Watch below: Some videos from Global News’ coverage of carbon taxes.

As for whether this case may go before the Supreme Court of Canada, Goodale said he did not want to speculate on the court’s decision, but the federal government will be carefully going over the ruling once it is delivered.

A grand total of 16 intervenors will be speaking on behalf of the two sides. Intervenors supporting the Saskatchewan side include SaskPower, SaskEnergy, the Canadian Taxpayers Federation and the Agricultural Producers Association of Saskatchewan (APAS).

APAS’ lawyer Khurrum Awan, a partner with Miller Thompson LLP, said their position is that Saskatchewan is in the best position to draft local climate policy. This is because that policy would have a direct impact on the local economy, an area of provincial jurisdiction.

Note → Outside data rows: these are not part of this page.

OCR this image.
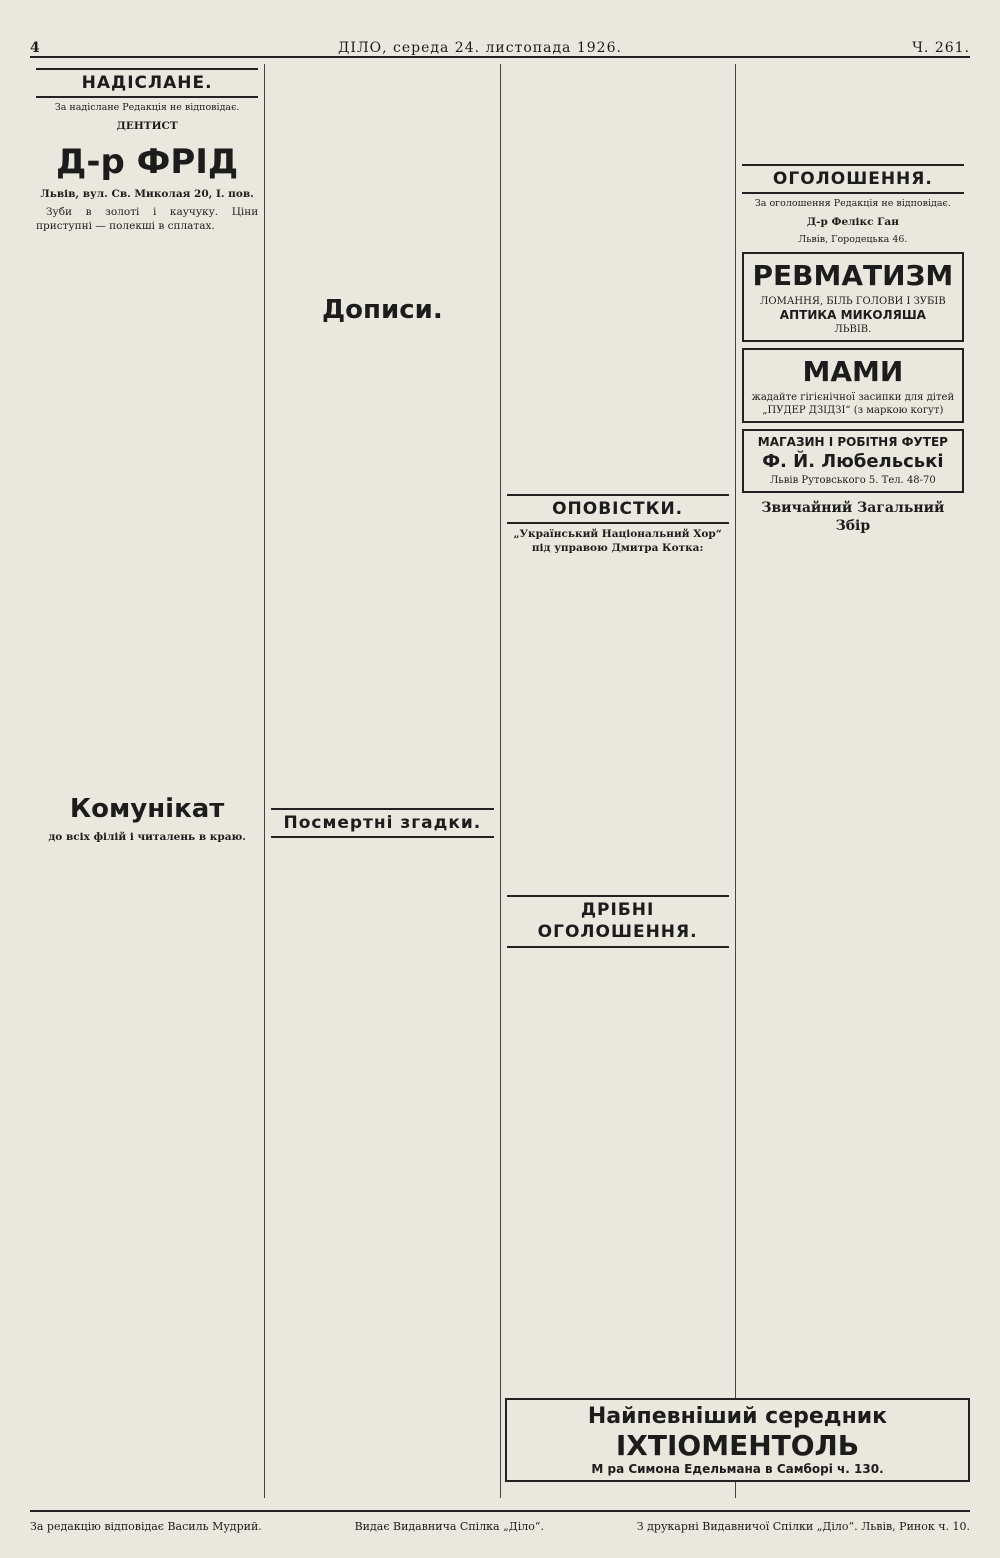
4	ДІЛО, середа 24. листопада 1926.	Ч. 261.
НАДІСЛАНЕ.
За надіслане Редакція не відповідає.
ДЕНТИСТ
Д-р ФРІД
Львів, вул. Св. Миколая 20, І. пов.

Зуби в золоті і каучуку. Ціни приступні — полекші в сплатах.

Комунікат
до всіх філій і читалень в краю.
Дописи.
Посмертні згадки.
ОПОВІСТКИ.
„Український Національний Хор“ під управою Дмитра Котка:
ДРІБНІ ОГОЛОШЕННЯ.
ОГОЛОШЕННЯ.
За оголошення Редакція не відповідає.
Д-р Фелікс Ган
Львів, Городецька 46.
РЕВМАТИЗМ
ЛОМАННЯ, БІЛЬ ГОЛОВИ І ЗУБІВ
АПТИКА МИКОЛЯША
ЛЬВІВ.
МАМИ
жадайте гігієнічної засипки для дітей „ПУДЕР ДЗІДЗІ“ (з маркою когут)
МАГАЗИН І РОБІТНЯ ФУТЕР
Ф. Й. Любельські
Львів Рутовського 5. Тел. 48-70
Звичайний Загальний Збір
Найпевніший середник
ІХТІОМЕНТОЛЬ
М ра Симона Едельмана в Самборі ч. 130.
За редакцію відповідає Василь Мудрий.	Видає Видавнича Спілка „Діло“.	З друкарні Видавничої Спілки „Діло“. Львів, Ринок ч. 10.
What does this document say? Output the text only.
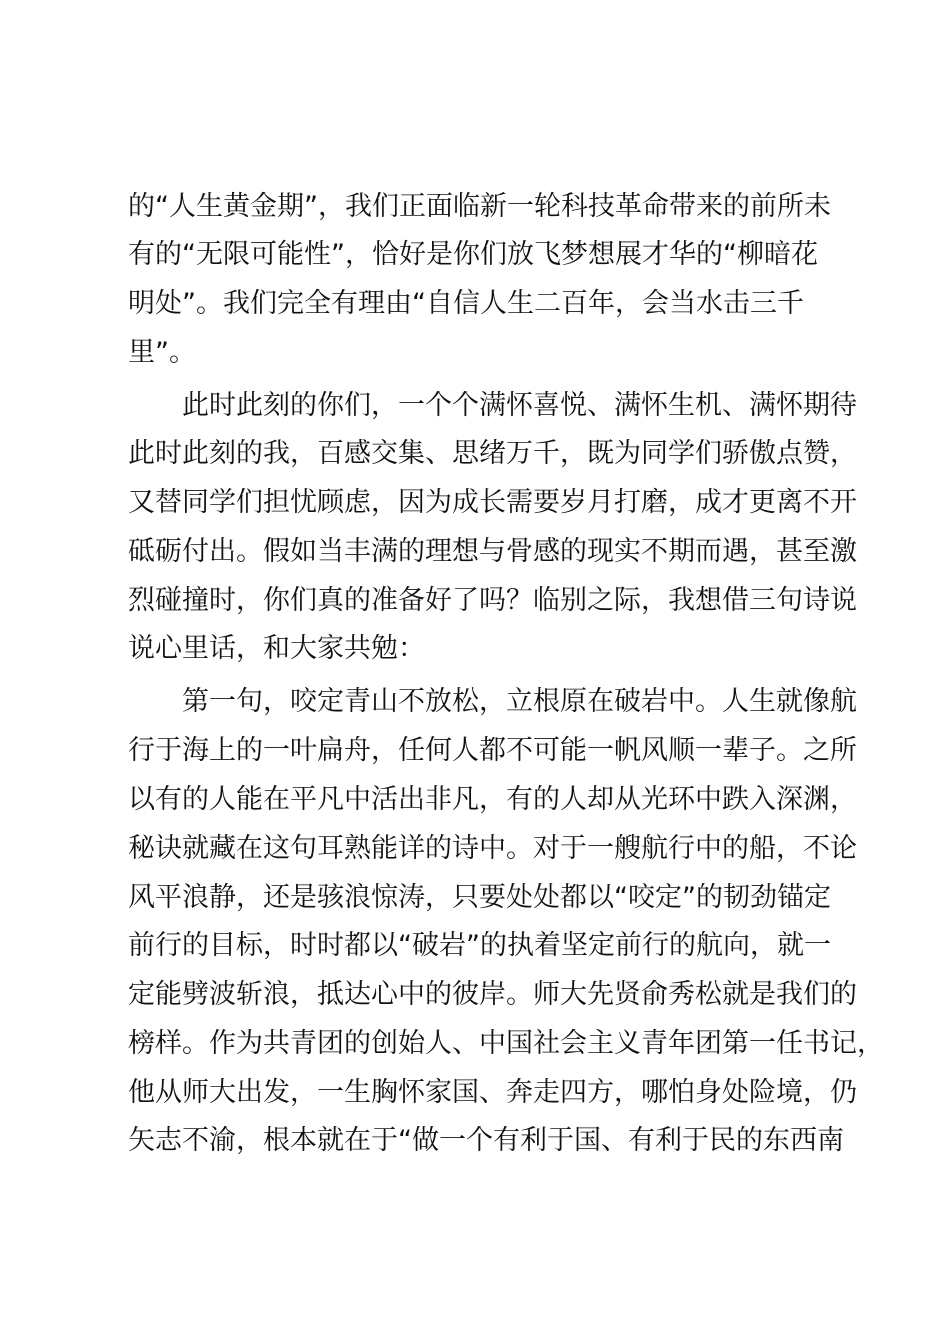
的“人生黄金期”，我们正面临新一轮科技革命带来的前所未

有的“无限可能性”，恰好是你们放飞梦想展才华的“柳暗花

明处”。我们完全有理由“自信人生二百年，会当水击三千

里”。

此时此刻的你们，一个个满怀喜悦、满怀生机、满怀期待

此时此刻的我，百感交集、思绪万千，既为同学们骄傲点赞，

又替同学们担忧顾虑，因为成长需要岁月打磨，成才更离不开

砥砺付出。假如当丰满的理想与骨感的现实不期而遇，甚至激

烈碰撞时，你们真的准备好了吗？临别之际，我想借三句诗说

说心里话，和大家共勉：

第一句，咬定青山不放松，立根原在破岩中。人生就像航

行于海上的一叶扁舟，任何人都不可能一帆风顺一辈子。之所

以有的人能在平凡中活出非凡，有的人却从光环中跌入深渊，

秘诀就藏在这句耳熟能详的诗中。对于一艘航行中的船，不论

风平浪静，还是骇浪惊涛，只要处处都以“咬定”的韧劲锚定

前行的目标，时时都以“破岩”的执着坚定前行的航向，就一

定能劈波斩浪，抵达心中的彼岸。师大先贤俞秀松就是我们的

榜样。作为共青团的创始人、中国社会主义青年团第一任书记，

他从师大出发，一生胸怀家国、奔走四方，哪怕身处险境，仍

矢志不渝，根本就在于“做一个有利于国、有利于民的东西南
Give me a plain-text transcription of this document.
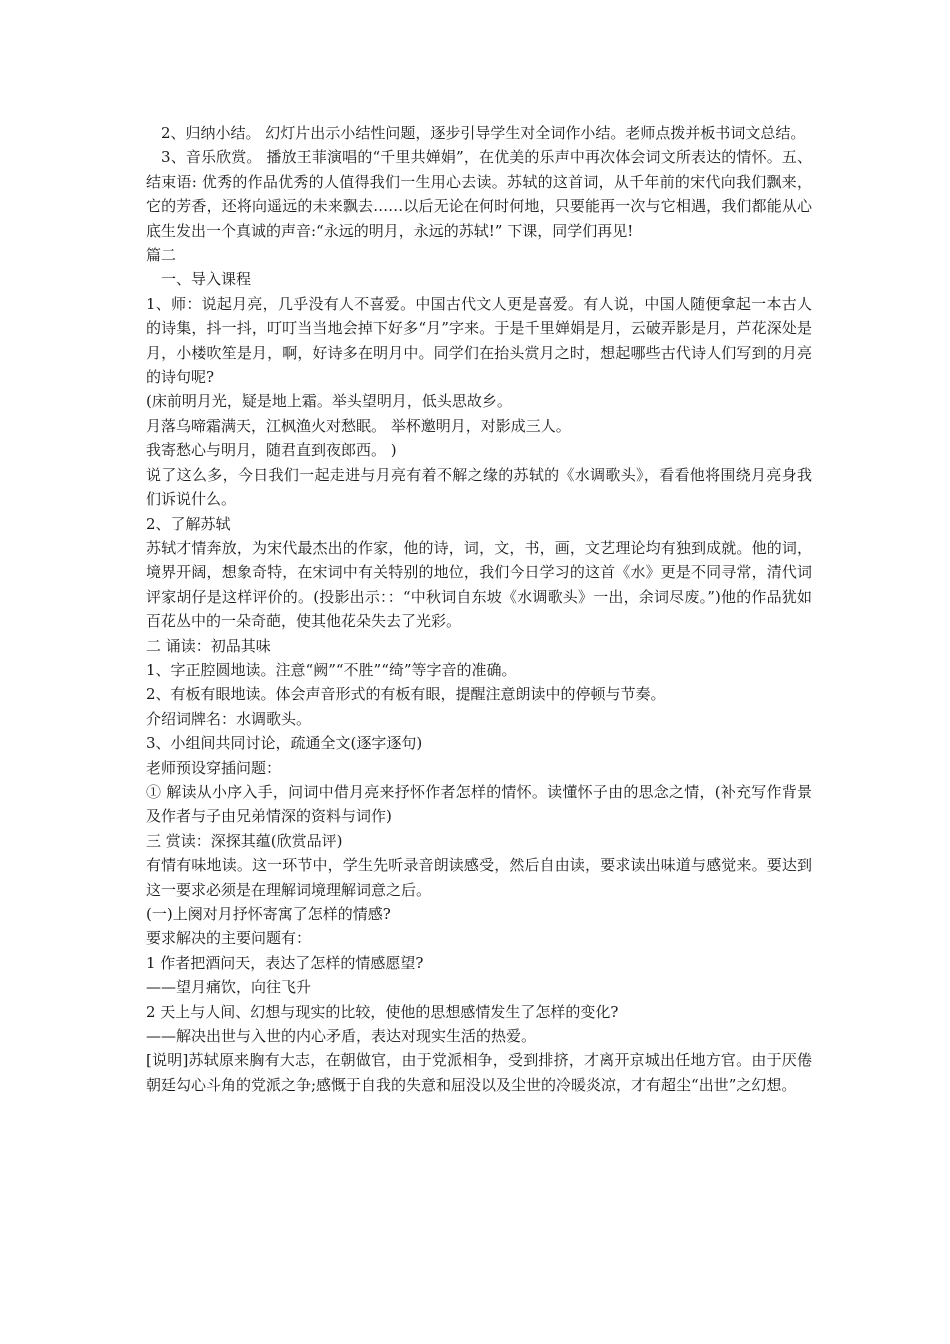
2、归纳小结。 幻灯片出示小结性问题，逐步引导学生对全词作小结。老师点拨并板书词文总结。

3、音乐欣赏。 播放王菲演唱的“千里共婵娟”，在优美的乐声中再次体会词文所表达的情怀。五、结束语: 优秀的作品优秀的人值得我们一生用心去读。苏轼的这首词，从千年前的宋代向我们飘来，它的芳香，还将向遥远的未来飘去……以后无论在何时何地，只要能再一次与它相遇，我们都能从心底生发出一个真诚的声音:“永远的明月，永远的苏轼!” 下课，同学们再见!

篇二

一、导入课程

1、师：说起月亮，几乎没有人不喜爱。中国古代文人更是喜爱。有人说，中国人随便拿起一本古人的诗集，抖一抖，叮叮当当地会掉下好多“月”字来。于是千里婵娟是月，云破弄影是月，芦花深处是月，小楼吹笙是月，啊，好诗多在明月中。同学们在抬头赏月之时，想起哪些古代诗人们写到的月亮的诗句呢?

(床前明月光，疑是地上霜。举头望明月，低头思故乡。

月落乌啼霜满天，江枫渔火对愁眠。 举杯邀明月，对影成三人。

我寄愁心与明月，随君直到夜郎西。 )

说了这么多，今日我们一起走进与月亮有着不解之缘的苏轼的《水调歌头》，看看他将围绕月亮身我们诉说什么。

2、了解苏轼

苏轼才情奔放，为宋代最杰出的作家，他的诗，词，文，书，画，文艺理论均有独到成就。他的词，境界开阔，想象奇特，在宋词中有关特别的地位，我们今日学习的这首《水》更是不同寻常，清代词评家胡仔是这样评价的。(投影出示：：“中秋词自东坡《水调歌头》一出，余词尽废。”)他的作品犹如百花丛中的一朵奇葩，使其他花朵失去了光彩。

二 诵读：初品其味

1、字正腔圆地读。注意“阙”“不胜”“绮”等字音的准确。

2、有板有眼地读。体会声音形式的有板有眼，提醒注意朗读中的停顿与节奏。

介绍词牌名：水调歌头。

3、小组间共同讨论，疏通全文(逐字逐句)

老师预设穿插问题：

① 解读从小序入手，问词中借月亮来抒怀作者怎样的情怀。读懂怀子由的思念之情，(补充写作背景及作者与子由兄弟情深的资料与词作)

三 赏读：深探其蕴(欣赏品评)

有情有味地读。这一环节中，学生先听录音朗读感受，然后自由读，要求读出味道与感觉来。要达到这一要求必须是在理解词境理解词意之后。

(一)上阕对月抒怀寄寓了怎样的情感?

要求解决的主要问题有：

1 作者把酒问天，表达了怎样的情感愿望?

——望月痛饮，向往飞升

2 天上与人间、幻想与现实的比较，使他的思想感情发生了怎样的变化?

——解决出世与入世的内心矛盾，表达对现实生活的热爱。

[说明]苏轼原来胸有大志，在朝做官，由于党派相争，受到排挤，才离开京城出任地方官。由于厌倦朝廷勾心斗角的党派之争;感慨于自我的失意和屈没以及尘世的冷暖炎凉，才有超尘“出世”之幻想。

“It’s not open to Canada to say well we prefer some other plan, and some plan that we believe is more effective and therefore we can come in and intrude on provincial jurisdiction, and implement a plan for the provinces,” he said.

Under the Constitution, jurisdiction over the environment is shared between the federal and provincial level. Awan believes this will be the biggest issue the Appeal Court justices will need to deal with.

Intervenors supporting the government side include the Assembly of First Nations, David Suzuki Foundation and a coalition of groups under the Climate Justice et al banner. This includes Climate Justice Saskatoon.

In addition to arguing that climate change and greenhouse gas emissions are a matter of national concern, Climate Justice Saskatoon’s Mark Bigland-Pritchard said they will be advocating that a carbon tax is a useful tool in fighting climate change.

“It’s not the only measure that we need in order to address the climate crisis, but it’s very effective,” Bigland-Pritchard said. “To address the climate crisis without this is kind of like trying to build a house without a hammer. It can be done, but why would you do it?”